Italienische Küche ohne Basilikum ist einfach nicht vorstellbar. Pizzen, Speisen mit Mozzarella oder Tomaten, Nudelgerichte, Salate sowie Fleisch und Fisch können mit dem aromatischen Basilikum geschmacklich verfeinert werden. Der Einsatz ist schier unbegrenzt. Verwendet wird zumeist das frische Kraut, denn getrocknet verliert es an Aroma und gefrostet ist es eigentlich unbrauchbar. Sets frisches Basilikum im Haus bzw. im Garten zu haben wäre natürlich toll.

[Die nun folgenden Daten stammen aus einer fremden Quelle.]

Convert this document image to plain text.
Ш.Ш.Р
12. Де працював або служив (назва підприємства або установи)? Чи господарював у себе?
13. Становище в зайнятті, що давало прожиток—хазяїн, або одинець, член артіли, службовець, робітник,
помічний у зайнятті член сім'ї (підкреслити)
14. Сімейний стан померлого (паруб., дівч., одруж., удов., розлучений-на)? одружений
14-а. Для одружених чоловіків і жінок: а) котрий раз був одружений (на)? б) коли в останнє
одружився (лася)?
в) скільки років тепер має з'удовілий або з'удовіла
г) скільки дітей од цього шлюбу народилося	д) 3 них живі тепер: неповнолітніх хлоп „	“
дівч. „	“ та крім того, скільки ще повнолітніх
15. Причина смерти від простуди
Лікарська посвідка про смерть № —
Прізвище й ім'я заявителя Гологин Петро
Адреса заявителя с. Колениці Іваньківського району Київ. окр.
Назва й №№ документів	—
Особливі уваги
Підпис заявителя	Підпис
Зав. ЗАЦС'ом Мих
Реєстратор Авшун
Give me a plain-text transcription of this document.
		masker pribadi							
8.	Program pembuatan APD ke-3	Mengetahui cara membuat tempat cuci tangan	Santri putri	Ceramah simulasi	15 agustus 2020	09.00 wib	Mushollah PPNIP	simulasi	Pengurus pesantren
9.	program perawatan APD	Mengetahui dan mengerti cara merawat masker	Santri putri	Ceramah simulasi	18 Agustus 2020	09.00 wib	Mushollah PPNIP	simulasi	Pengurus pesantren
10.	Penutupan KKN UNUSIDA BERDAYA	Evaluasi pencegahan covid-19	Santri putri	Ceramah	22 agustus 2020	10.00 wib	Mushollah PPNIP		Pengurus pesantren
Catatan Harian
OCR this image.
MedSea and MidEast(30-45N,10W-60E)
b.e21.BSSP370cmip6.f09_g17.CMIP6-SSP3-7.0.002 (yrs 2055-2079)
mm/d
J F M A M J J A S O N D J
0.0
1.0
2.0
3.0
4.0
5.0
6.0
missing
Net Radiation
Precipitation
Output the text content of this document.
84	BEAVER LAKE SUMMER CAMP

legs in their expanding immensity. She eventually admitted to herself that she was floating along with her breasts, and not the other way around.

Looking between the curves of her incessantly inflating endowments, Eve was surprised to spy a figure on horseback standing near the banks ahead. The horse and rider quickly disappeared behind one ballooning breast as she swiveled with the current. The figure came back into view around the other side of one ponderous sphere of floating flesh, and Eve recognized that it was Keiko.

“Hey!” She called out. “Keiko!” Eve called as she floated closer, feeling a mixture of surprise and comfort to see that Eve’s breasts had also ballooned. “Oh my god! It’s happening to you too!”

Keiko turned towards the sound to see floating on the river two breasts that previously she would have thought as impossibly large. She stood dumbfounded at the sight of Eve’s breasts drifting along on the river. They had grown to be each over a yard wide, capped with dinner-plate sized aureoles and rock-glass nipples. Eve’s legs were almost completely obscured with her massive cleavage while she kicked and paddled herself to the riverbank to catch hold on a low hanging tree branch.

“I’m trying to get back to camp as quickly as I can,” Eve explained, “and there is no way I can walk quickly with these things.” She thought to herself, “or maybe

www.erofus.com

Basilikum, das zur Familie der Lippenblütler gehört, ist eine krautige Pflanze, die durchaus etwas Pflege bedarf. Wer sich das Aussähen im Frühjahr sparen will, kann sich im Gartencenter oder sogar im Supermarkt eine Pflanze holen. Meist sitzt der gekaufte Basilikum aber in einem gar zu kleinen Plastiktopf. Es empfiehlt sich deshalb, dem Kraut ausreichend Platz in einem Tongefäß, in dem die Erde besser durchlüften kann, zu gönnen. Das Pflanzensubstrat sollte möglichst locker sein, also am besten etwas Sand einmischen. Vorteilhaft ist zudem ein Gefäß mit Ablaufloch, damit überschüssiges Wasser gut abläuft. Basilikum mag es sowieso am liebsten, wenn es von unten gegossen wird. Da sind wir auch schon beim zentralen Thema. Denn mit dem Gießen werden wahrscheinlich die meisten Fehler gemacht, die dazu führen, dass sich das Kraut gar zu schnell wieder verabschiedet. Basilikum will zwar feucht gehalten werden, aber zu viel des Guten bekommt ihm auch nicht. Der Standort spielt auch noch eine entscheidende Rolle. Ursprünglich aus dem Mittelmeerraum stammend, mag die Gewürzpflanze zwar die Wärme, aber die pralle Sonne an einem Südfenster wird auch nicht gewünscht. Ein Nordfenster wäre schon wieder zu dunkel. Am günstigsten ist die Ausrichtung nach Osten oder Westen. Ein vor Zugwind geschützter Platz auf der Terrasse oder auf dem Balkon ist der Fensterbank natürlich vorzuziehen, zumindest solange es draußen richtig warm ist. Bei guter Pflege wird uns die Pflanze bis in den November hinein mit frischem Grün versorgen. Wer es sich zutraut, kann schon vorher Stecklinge abschneiden und im Minigewächshaus mit feuchter Erde Wurzeln ziehen lassen. Die jungen Pflanzen lassen sich oftmals besser durch den Winter bringen.

Basilikum

Im Freiland ausgepflanzt, sollte auf die gleichen bereits genannten Bedingungen geachtet werden. Hier kommen jedoch noch die Schnecken dazu. Zahlreiche Basilikum-Pflanzen fallen ihnen jedes Jahr wieder zum Opfer. Geradezu überfallartig machen sie sich über eine frisch ausgesetzte Pflanze her. Die Kultivierung im Topf ist gerade deshalb dem Freiland vorzuziehen. Besonders draußen wird Basilikum von Juni bis September weiße Blüten hervor bringen, die an einer Ähre wachsen. Manchmal wird empfohlen, die Blüten rechtzeitig abzuschneiden, weil sie viel vom Aroma der Pflanze wegnehmen.

Basilikum wächst in seiner Heimat mehrjährig. Bei uns geht es über den Winter ein, wenn es im Freien steht, weil Temperaturen unter 10° C nicht gut vertragen werden. Eine Überwinterung im Haus bedarf viel Fingerspitzengefühl. Aber mit etwas Übung und Geduld sollte es gelingen. Wenn nicht, steht mal wieder ein Besuch des Gartencenters an!